Is it indeed idealism or pie-in-the-sky fantasy to note that clean water and clean farmland are needed for our survival? Have we lost sight of the fact that we need to drink and eat to live? Do we not realise that even in our factory-farm to supermarket monocultural food-industrial system (a topic for another rant), a great bulk of what we Americans actually eat – particularly our corn – draws precisely from the Ogallala Aquifer, the Missouri and Mississippi basins which water our heartlands, and which this corporate boondoggle of a pipeline directly jeopardises? Do we not understand that what happened these past weeks in Pennsylvania and in Alabama may yet happen again? Are we so tone-deaf both to history and to the demands of future generations that we will trample down some of the few remaining survivors of the conquest of the American interior, simply for the right to turn a quick buck on the global fossil fuel market? Are we so wedded in our disembodied political phantasia to these idols of Progress and Interest and Capital Investment and Global Trade, that we will cling to them to the bitter (I use the term literally, not merely as a cliché) end?

Do not mistake me: I’m neither a Malthusian nor a primitivist; I have no desire at all to see the end of American industry. But even a healthy American industrial base depends, first and foremost, on clean water and clean food.

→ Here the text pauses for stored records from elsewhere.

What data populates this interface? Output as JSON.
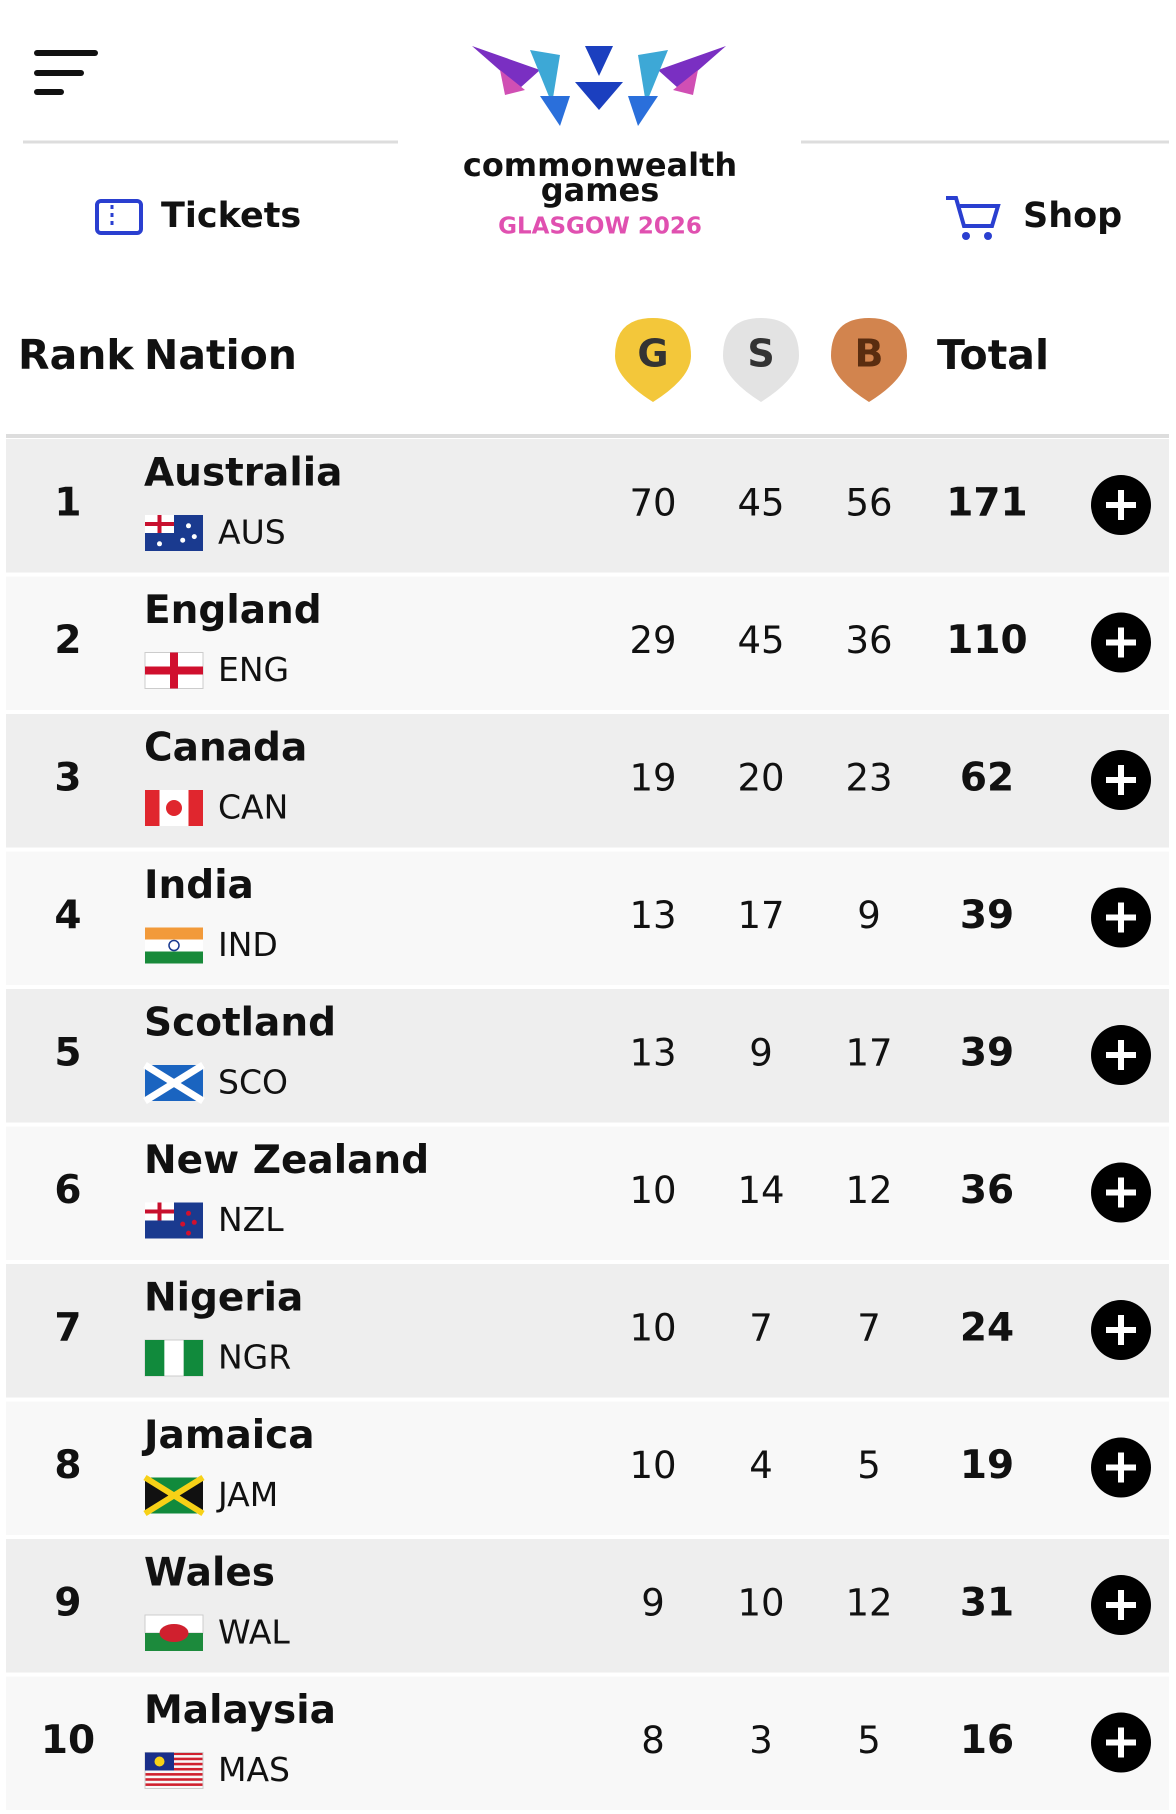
{
  "header": {
    "tickets": "Tickets",
    "logo_line1": "commonwealth",
    "logo_line2": "games",
    "logo_line3": "GLASGOW 2026",
    "shop": "Shop"
  },
  "table": {
    "columns": [
      "Rank",
      "Nation",
      "G",
      "S",
      "B",
      "Total"
    ],
    "rows": [
      {
        "rank": 1,
        "nation": "Australia",
        "code": "AUS",
        "gold": 70,
        "silver": 45,
        "bronze": 56,
        "total": 171
      },
      {
        "rank": 2,
        "nation": "England",
        "code": "ENG",
        "gold": 29,
        "silver": 45,
        "bronze": 36,
        "total": 110
      },
      {
        "rank": 3,
        "nation": "Canada",
        "code": "CAN",
        "gold": 19,
        "silver": 20,
        "bronze": 23,
        "total": 62
      },
      {
        "rank": 4,
        "nation": "India",
        "code": "IND",
        "gold": 13,
        "silver": 17,
        "bronze": 9,
        "total": 39
      },
      {
        "rank": 5,
        "nation": "Scotland",
        "code": "SCO",
        "gold": 13,
        "silver": 9,
        "bronze": 17,
        "total": 39
      },
      {
        "rank": 6,
        "nation": "New Zealand",
        "code": "NZL",
        "gold": 10,
        "silver": 14,
        "bronze": 12,
        "total": 36
      },
      {
        "rank": 7,
        "nation": "Nigeria",
        "code": "NGR",
        "gold": 10,
        "silver": 7,
        "bronze": 7,
        "total": 24
      },
      {
        "rank": 8,
        "nation": "Jamaica",
        "code": "JAM",
        "gold": 10,
        "silver": 4,
        "bronze": 5,
        "total": 19
      },
      {
        "rank": 9,
        "nation": "Wales",
        "code": "WAL",
        "gold": 9,
        "silver": 10,
        "bronze": 12,
        "total": 31
      },
      {
        "rank": 10,
        "nation": "Malaysia",
        "code": "MAS",
        "gold": 8,
        "silver": 3,
        "bronze": 5,
        "total": 16
      }
    ]
  }
}
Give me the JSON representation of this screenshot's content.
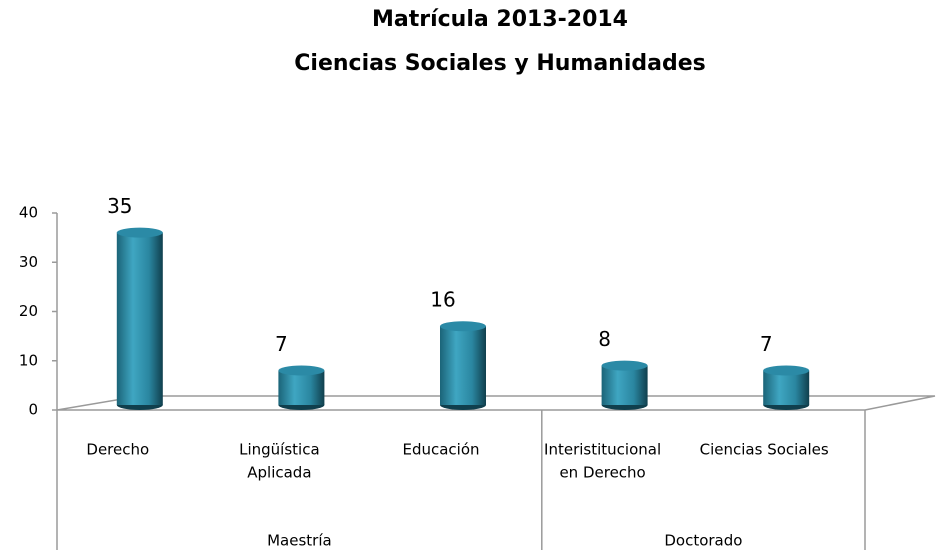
{
  "chart_data": {
    "type": "bar3d",
    "title": [
      "Matrícula 2013-2014",
      "Ciencias Sociales y Humanidades"
    ],
    "groups": [
      {
        "name": "Maestría",
        "categories": [
          [
            "Derecho"
          ],
          [
            "Lingüística",
            "Aplicada"
          ],
          [
            "Educación"
          ]
        ]
      },
      {
        "name": "Doctorado",
        "categories": [
          [
            "Interistitucional",
            "en Derecho"
          ],
          [
            "Ciencias Sociales"
          ]
        ]
      }
    ],
    "values": [
      35,
      7,
      16,
      8,
      7
    ],
    "color": "#2b8aa6",
    "ylim": [
      0,
      40
    ],
    "yticks": [
      0,
      10,
      20,
      30,
      40
    ]
  }
}
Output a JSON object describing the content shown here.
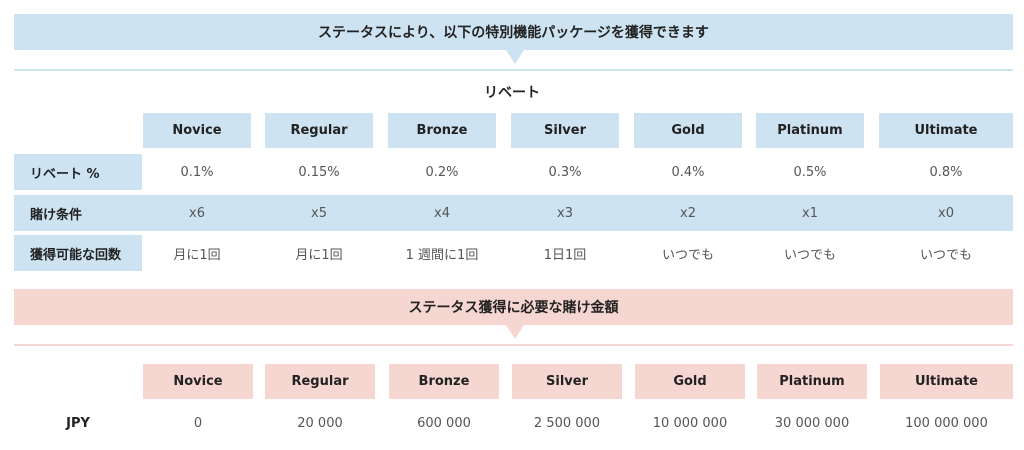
{
  "banner_top": "ステータスにより、以下の特別機能パッケージを獲得できます",
  "rebate_title": "リベート",
  "tiers": [
    "Novice",
    "Regular",
    "Bronze",
    "Silver",
    "Gold",
    "Platinum",
    "Ultimate"
  ],
  "rows": [
    {
      "label": "リベート %",
      "values": [
        "0.1%",
        "0.15%",
        "0.2%",
        "0.3%",
        "0.4%",
        "0.5%",
        "0.8%"
      ]
    },
    {
      "label": "賭け条件",
      "values": [
        "x6",
        "x5",
        "x4",
        "x3",
        "x2",
        "x1",
        "x0"
      ]
    },
    {
      "label": "獲得可能な回数",
      "values": [
        "月に1回",
        "月に1回",
        "1 週間に1回",
        "1日1回",
        "いつでも",
        "いつでも",
        "いつでも"
      ]
    }
  ],
  "banner_bottom": "ステータス獲得に必要な賭け金額",
  "jpy": {
    "label": "JPY",
    "values": [
      "0",
      "20 000",
      "600 000",
      "2 500 000",
      "10 000 000",
      "30 000 000",
      "100 000 000"
    ]
  },
  "colors": {
    "blue": "#cde3f2",
    "pink": "#f6d6d1"
  }
}
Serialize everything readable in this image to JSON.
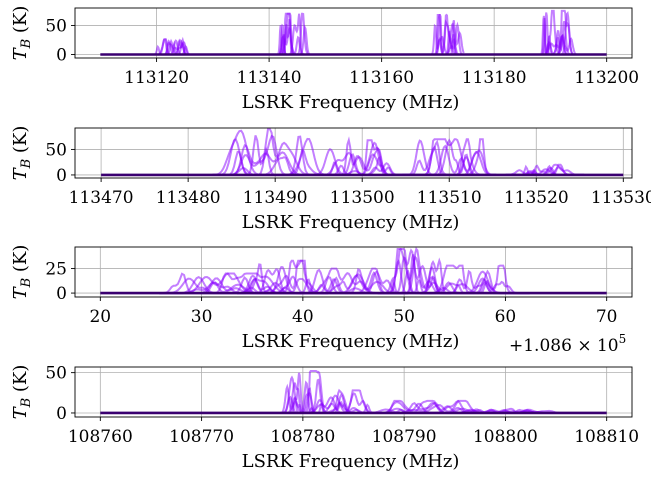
{
  "chart_data": [
    {
      "type": "line",
      "xlabel": "LSRK Frequency (MHz)",
      "ylabel": "T_B (K)",
      "x_offset_label": "",
      "xlim": [
        113105.5,
        113204.5
      ],
      "ylim": [
        -6,
        80
      ],
      "xticks": [
        113120,
        113140,
        113160,
        113180,
        113200
      ],
      "xtick_labels": [
        "113120",
        "113140",
        "113160",
        "113180",
        "113200"
      ],
      "yticks": [
        0,
        50
      ],
      "ytick_labels": [
        "0",
        "50"
      ],
      "baseline_range": [
        113110,
        113200
      ],
      "line_groups": [
        {
          "center": 113123,
          "width": 4,
          "peak": 26
        },
        {
          "center": 113144,
          "width": 4,
          "peak": 70
        },
        {
          "center": 113171,
          "width": 4,
          "peak": 68
        },
        {
          "center": 113191,
          "width": 4,
          "peak": 75
        }
      ],
      "grid": true,
      "line_color": "#8800ff",
      "baseline_color": "#3a0070"
    },
    {
      "type": "line",
      "xlabel": "LSRK Frequency (MHz)",
      "ylabel": "T_B (K)",
      "x_offset_label": "",
      "xlim": [
        113467,
        113531
      ],
      "ylim": [
        -6,
        92
      ],
      "xticks": [
        113470,
        113480,
        113490,
        113500,
        113510,
        113520,
        113530
      ],
      "xtick_labels": [
        "113470",
        "113480",
        "113490",
        "113500",
        "113510",
        "113520",
        "113530"
      ],
      "yticks": [
        0,
        50
      ],
      "ytick_labels": [
        "0",
        "50"
      ],
      "baseline_range": [
        113470,
        113530
      ],
      "line_groups": [
        {
          "center": 113490,
          "width": 8,
          "peak": 90
        },
        {
          "center": 113500,
          "width": 6,
          "peak": 68
        },
        {
          "center": 113510,
          "width": 6,
          "peak": 70
        },
        {
          "center": 113521,
          "width": 5,
          "peak": 20
        }
      ],
      "grid": true,
      "line_color": "#8800ff",
      "baseline_color": "#3a0070"
    },
    {
      "type": "line",
      "xlabel": "LSRK Frequency (MHz)",
      "ylabel": "T_B (K)",
      "x_offset_label": "+1.086 × 10^5",
      "xlim": [
        17.5,
        72.5
      ],
      "ylim": [
        -4,
        47
      ],
      "xticks": [
        20,
        30,
        40,
        50,
        60,
        70
      ],
      "xtick_labels": [
        "20",
        "30",
        "40",
        "50",
        "60",
        "70"
      ],
      "yticks": [
        0,
        25
      ],
      "ytick_labels": [
        "0",
        "25"
      ],
      "baseline_range": [
        20,
        70
      ],
      "line_groups": [
        {
          "center": 33,
          "width": 8,
          "peak": 20
        },
        {
          "center": 38,
          "width": 5,
          "peak": 33
        },
        {
          "center": 45,
          "width": 6,
          "peak": 25
        },
        {
          "center": 51,
          "width": 4,
          "peak": 45
        },
        {
          "center": 57,
          "width": 6,
          "peak": 28
        }
      ],
      "grid": true,
      "line_color": "#8800ff",
      "baseline_color": "#3a0070"
    },
    {
      "type": "line",
      "xlabel": "LSRK Frequency (MHz)",
      "ylabel": "T_B (K)",
      "x_offset_label": "",
      "xlim": [
        108757.5,
        108812.5
      ],
      "ylim": [
        -5,
        57
      ],
      "xticks": [
        108760,
        108770,
        108780,
        108790,
        108800,
        108810
      ],
      "xtick_labels": [
        "108760",
        "108770",
        "108780",
        "108790",
        "108800",
        "108810"
      ],
      "yticks": [
        0,
        50
      ],
      "ytick_labels": [
        "0",
        "50"
      ],
      "baseline_range": [
        108760,
        108810
      ],
      "line_groups": [
        {
          "center": 108780,
          "width": 3,
          "peak": 52
        },
        {
          "center": 108784,
          "width": 4,
          "peak": 28
        },
        {
          "center": 108793,
          "width": 7,
          "peak": 15
        },
        {
          "center": 108800,
          "width": 6,
          "peak": 5
        }
      ],
      "grid": true,
      "line_color": "#8800ff",
      "baseline_color": "#3a0070"
    }
  ]
}
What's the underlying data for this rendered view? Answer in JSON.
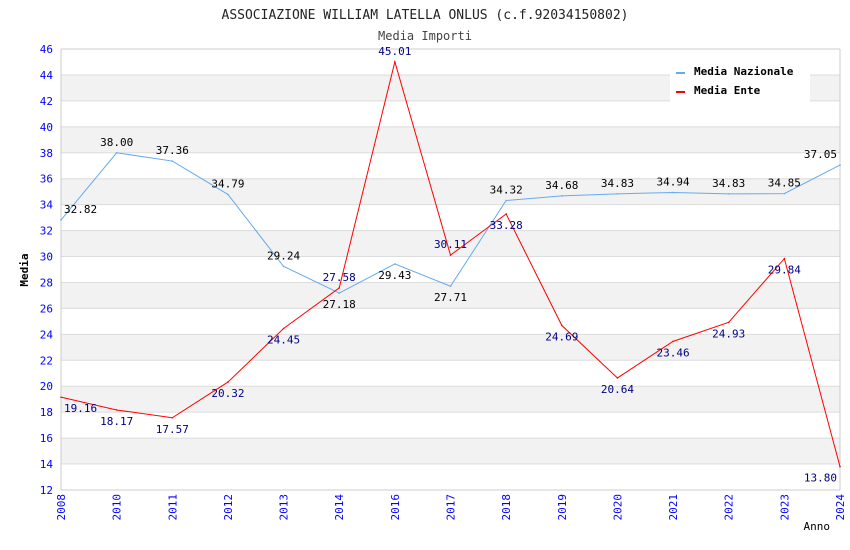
{
  "chart_data": {
    "type": "line",
    "title": "ASSOCIAZIONE WILLIAM LATELLA ONLUS (c.f.92034150802)",
    "subtitle": "Media Importi",
    "xlabel": "Anno",
    "ylabel": "Media",
    "ylim": [
      12,
      46
    ],
    "yticks": [
      "12",
      "14",
      "16",
      "18",
      "20",
      "22",
      "24",
      "26",
      "28",
      "30",
      "32",
      "34",
      "36",
      "38",
      "40",
      "42",
      "44",
      "46"
    ],
    "categories": [
      "2008",
      "2010",
      "2011",
      "2012",
      "2013",
      "2014",
      "2016",
      "2017",
      "2018",
      "2019",
      "2020",
      "2021",
      "2022",
      "2023",
      "2024"
    ],
    "grid": true,
    "legend_position": "top-right",
    "series": [
      {
        "name": "Media Nazionale",
        "color": "#66aaee",
        "label_color": "#000000",
        "values": [
          32.82,
          38.0,
          37.36,
          34.79,
          29.24,
          27.18,
          29.43,
          27.71,
          34.32,
          34.68,
          34.83,
          34.94,
          34.83,
          34.85,
          37.05
        ],
        "labels": [
          "32.82",
          "38.00",
          "37.36",
          "34.79",
          "29.24",
          "27.18",
          "29.43",
          "27.71",
          "34.32",
          "34.68",
          "34.83",
          "34.94",
          "34.83",
          "34.85",
          "37.05"
        ]
      },
      {
        "name": "Media Ente",
        "color": "#ff0000",
        "label_color": "#000080",
        "values": [
          19.16,
          18.17,
          17.57,
          20.32,
          24.45,
          27.58,
          45.01,
          30.11,
          33.28,
          24.69,
          20.64,
          23.46,
          24.93,
          29.84,
          13.8
        ],
        "labels": [
          "19.16",
          "18.17",
          "17.57",
          "20.32",
          "24.45",
          "27.58",
          "45.01",
          "30.11",
          "33.28",
          "24.69",
          "20.64",
          "23.46",
          "24.93",
          "29.84",
          "13.80"
        ]
      }
    ]
  }
}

Even by the cold logic of American interest (a logic I’m not averse to, by the way), any economic benefits from a pipeline that pumps oil out of the ground, in part for shipment overseas via the Gulf (not even so Americans will benefit locally!), are temporary and contingent at best, whereas the costs are all too probable and all too grim. And it hardly takes a genius to note that a ‘path forward’ that cannot recognise the primacy of the brute demands of biology and geography over the demands of a disembodied idealised market, is a path which leads straight off of a cliff.